’"Men of Athens!” he is reported to have said, “I find amongst ye an altar with this inscription:
To the unknown god.
Ye worship in ignorance the same
Deity I serve.
To you unknown till now, to you be it now revealed.”
’Then declared that solemn man how this great Maker of all things, who had appointed unto man his several tribes and his various homes—the Lord of earth and the universal heaven, dwelt not in temples made with hands; that His presence, His spirit, were in the air we breathed—our life and our being were with Him. “Think you,” he cried, “that the Invisible is like your statues of gold and marble?
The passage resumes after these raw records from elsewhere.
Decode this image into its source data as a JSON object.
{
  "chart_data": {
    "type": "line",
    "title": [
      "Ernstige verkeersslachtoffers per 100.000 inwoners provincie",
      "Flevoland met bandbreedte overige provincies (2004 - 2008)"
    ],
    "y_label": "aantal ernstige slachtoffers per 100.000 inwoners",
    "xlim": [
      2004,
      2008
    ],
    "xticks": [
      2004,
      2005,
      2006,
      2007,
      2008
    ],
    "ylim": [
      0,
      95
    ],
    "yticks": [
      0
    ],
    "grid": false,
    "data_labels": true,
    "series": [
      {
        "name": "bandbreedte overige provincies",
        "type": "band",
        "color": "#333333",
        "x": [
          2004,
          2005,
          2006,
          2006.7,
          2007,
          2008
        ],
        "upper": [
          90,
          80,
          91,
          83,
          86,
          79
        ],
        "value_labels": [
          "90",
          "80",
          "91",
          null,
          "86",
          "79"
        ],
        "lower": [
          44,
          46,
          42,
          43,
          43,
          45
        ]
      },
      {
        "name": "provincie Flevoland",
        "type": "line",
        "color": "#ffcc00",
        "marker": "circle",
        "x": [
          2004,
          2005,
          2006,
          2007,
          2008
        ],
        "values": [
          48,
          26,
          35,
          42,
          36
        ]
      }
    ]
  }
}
Think you that He needeth sacrifice from you: He who made heaven and earth?” Then spoke he of fearful and coming times, of the end of the world, of a second rising of the dead, whereof an assurance had been given to man in the resurrection of the mighty Being whose religion he came to preach.
’When he thus spoke, the long-pent murmur went forth, and the philosophers that were mingled with the people, muttered their sage contempt; there might you have seen the chilling frown of the Stoic, and the Cynic’s sneer; and the Epicurean, who believeth not even in our own Elysium, muttered a pleasant jest, and swept laughing through the crowd: but the deep heart of the people was touched and thrilled; and they trembled, though they knew not why, for verily the stranger had the voice and majesty of a man to whom “The Unknown God” had committed the preaching of His faith.’
Ione listened with wrapt attention, and the serious and earnest manner of the narrator betrayed the impression that he himself had received from one who had been amongst the audience that on the hill of the heathen Mars had heard the first tidings of the word of Christ!